Recognizing the significance of this prototype, I set to collect the most acclaimed Pokémon hackers, reverse engineers, translators, and historians in one place in order to dissect this prototype.  I even got veterans who haven't worked on Pokémon stuff for over ten years to come back and participate. I named this group Team Spaceworld and yes, I attempted to restrict the release of the prototype until it was "ready" by our standards.  I intended to do a coordinated release together with a translation patch so that people would get to enjoy it "properly", however vaguely that was defined.  Whether that was a good plan or not is completely moot because the ROM got leaked a mere four days later (not "once it looked like it may not get done" like some people have proclaimed).  Nonetheless, I am still extremely proud of what our group has accomplished in those four days.  We dumped the sprites, the maps, the text, we had a lot of data and translations ready.  The amount of work everybody put together is incredible and I'm still happy about how it went.  Sadly, after the leak, motivation and interest to work on the translation patch waned.  I do put some blame on myself for that.
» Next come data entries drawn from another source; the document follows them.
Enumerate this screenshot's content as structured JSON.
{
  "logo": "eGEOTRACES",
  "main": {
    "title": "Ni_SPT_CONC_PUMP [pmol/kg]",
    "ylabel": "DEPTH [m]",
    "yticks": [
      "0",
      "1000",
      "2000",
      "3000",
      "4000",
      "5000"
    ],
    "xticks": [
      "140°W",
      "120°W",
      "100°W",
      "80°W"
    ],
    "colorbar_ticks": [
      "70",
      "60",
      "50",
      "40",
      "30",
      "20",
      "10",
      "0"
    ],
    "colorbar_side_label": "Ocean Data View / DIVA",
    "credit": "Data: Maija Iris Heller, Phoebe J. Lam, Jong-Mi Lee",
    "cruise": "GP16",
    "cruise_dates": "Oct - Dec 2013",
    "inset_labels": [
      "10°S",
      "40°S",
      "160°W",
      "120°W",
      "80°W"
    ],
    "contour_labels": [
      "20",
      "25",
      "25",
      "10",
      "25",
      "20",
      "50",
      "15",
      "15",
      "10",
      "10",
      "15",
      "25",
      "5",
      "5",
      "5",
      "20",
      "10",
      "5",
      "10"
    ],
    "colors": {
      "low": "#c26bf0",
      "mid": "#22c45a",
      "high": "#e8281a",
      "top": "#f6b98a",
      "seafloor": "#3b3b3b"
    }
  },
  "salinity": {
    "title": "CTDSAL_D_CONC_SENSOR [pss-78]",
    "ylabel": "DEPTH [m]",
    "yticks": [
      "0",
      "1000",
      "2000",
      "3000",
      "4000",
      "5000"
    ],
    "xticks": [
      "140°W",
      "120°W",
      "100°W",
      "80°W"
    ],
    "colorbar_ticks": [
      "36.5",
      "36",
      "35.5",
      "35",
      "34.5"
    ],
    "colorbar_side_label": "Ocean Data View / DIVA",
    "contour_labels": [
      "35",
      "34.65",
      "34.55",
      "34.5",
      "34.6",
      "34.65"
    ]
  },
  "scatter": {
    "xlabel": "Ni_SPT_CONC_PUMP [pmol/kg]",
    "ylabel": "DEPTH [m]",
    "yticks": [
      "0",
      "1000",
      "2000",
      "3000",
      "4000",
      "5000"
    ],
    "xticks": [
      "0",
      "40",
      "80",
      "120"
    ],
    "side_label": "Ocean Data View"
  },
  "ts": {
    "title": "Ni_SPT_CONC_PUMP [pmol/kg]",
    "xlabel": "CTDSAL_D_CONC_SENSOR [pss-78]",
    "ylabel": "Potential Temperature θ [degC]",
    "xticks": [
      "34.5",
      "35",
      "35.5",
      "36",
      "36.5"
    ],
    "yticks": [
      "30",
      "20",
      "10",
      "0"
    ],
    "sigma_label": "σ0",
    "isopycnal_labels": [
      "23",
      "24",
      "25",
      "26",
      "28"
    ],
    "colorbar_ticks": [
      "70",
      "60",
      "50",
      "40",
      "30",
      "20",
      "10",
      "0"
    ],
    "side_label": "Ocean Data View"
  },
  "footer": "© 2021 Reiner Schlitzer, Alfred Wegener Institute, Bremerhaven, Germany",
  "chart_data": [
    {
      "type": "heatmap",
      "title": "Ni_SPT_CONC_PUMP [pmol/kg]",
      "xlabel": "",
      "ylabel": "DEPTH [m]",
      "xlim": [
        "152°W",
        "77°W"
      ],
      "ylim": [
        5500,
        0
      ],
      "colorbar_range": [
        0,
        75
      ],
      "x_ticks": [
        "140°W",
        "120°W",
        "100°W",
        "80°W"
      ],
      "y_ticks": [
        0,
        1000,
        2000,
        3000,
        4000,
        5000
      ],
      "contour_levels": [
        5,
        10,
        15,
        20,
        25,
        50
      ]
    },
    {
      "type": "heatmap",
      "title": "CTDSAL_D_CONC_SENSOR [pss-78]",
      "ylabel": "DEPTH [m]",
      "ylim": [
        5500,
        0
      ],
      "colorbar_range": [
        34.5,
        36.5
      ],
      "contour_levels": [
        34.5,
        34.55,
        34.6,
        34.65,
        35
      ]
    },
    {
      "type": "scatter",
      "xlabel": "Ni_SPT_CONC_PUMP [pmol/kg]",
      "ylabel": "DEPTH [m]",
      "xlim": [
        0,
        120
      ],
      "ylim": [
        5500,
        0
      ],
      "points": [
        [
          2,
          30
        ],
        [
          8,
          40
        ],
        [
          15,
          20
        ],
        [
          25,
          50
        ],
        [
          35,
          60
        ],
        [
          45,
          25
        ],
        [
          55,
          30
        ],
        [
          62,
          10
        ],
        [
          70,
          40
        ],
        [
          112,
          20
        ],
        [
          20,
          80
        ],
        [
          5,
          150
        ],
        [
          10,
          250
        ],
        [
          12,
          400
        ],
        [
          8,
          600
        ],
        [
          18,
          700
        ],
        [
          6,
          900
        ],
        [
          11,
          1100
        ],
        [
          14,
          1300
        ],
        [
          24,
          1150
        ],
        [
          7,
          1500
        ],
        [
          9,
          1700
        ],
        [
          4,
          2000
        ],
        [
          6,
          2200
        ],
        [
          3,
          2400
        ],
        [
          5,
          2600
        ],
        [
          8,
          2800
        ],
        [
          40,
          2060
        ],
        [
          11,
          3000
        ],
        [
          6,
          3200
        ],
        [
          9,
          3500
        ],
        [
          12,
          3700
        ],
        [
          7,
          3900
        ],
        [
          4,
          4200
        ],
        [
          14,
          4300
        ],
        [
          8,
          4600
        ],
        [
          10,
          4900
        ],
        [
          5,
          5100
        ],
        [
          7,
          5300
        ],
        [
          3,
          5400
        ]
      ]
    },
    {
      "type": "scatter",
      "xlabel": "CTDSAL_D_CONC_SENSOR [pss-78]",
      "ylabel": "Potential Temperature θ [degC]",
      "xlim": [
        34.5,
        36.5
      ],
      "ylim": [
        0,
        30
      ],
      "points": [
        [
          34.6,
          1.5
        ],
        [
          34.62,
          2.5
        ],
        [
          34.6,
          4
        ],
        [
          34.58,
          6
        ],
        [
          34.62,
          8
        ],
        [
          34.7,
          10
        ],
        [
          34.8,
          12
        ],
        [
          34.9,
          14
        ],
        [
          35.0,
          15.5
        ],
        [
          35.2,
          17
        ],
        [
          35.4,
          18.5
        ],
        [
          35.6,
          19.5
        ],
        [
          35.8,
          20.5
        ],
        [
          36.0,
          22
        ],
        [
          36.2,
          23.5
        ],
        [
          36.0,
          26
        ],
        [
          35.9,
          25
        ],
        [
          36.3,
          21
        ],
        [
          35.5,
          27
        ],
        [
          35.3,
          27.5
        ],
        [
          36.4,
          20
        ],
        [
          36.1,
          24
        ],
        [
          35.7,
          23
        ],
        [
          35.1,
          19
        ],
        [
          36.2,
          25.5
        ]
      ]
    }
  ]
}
At no point did I possess anything else, like prototypes or source code, that was not released to the public, except for a bunch of screenshots, and I had nothing to do with the future leaks.  When the recent leaks happened, I was as giddy to dig into them as everybody else, it was quite thrilling.  My sole accomplishment with these is probably the rips of early and unused music tracks.

Yet it's true that these last leaks feel like one last nail on the coffin of the innocent childhood digging into the Pokémon games.  I know our knowledge of the Pokémon games is still not complete, and even recently it still felt like we discover something new now and then (I have contributed to Crystal_'s #OldGenFactOfTheDay hashtag myself), but our collective knowledge is pretty darn big.  Some things are still to be figured out about the game's development.  Not raw code, like the disassemblies, but the human factor in development, which takes a completely different skillset.  I believe Helix Chamber is still working on that, and I admire their determination.  I'm also still waiting for the Game Engine Black Book of Pokémon Red, in the style of Fabien Sanglard's DOOM book.  Or maybe it will be up to me to write it some daywho knows.

I suppose when taken in total, I was never a significant member of the Glitch City Laboratories community per se.  But this place definitely feels important to me, a lot of my work and hobbies revolve around the topic, and my life would have been different if GCL was never here to begin with.  Thanks, everybody, for the good times, and I wish well upon your lives.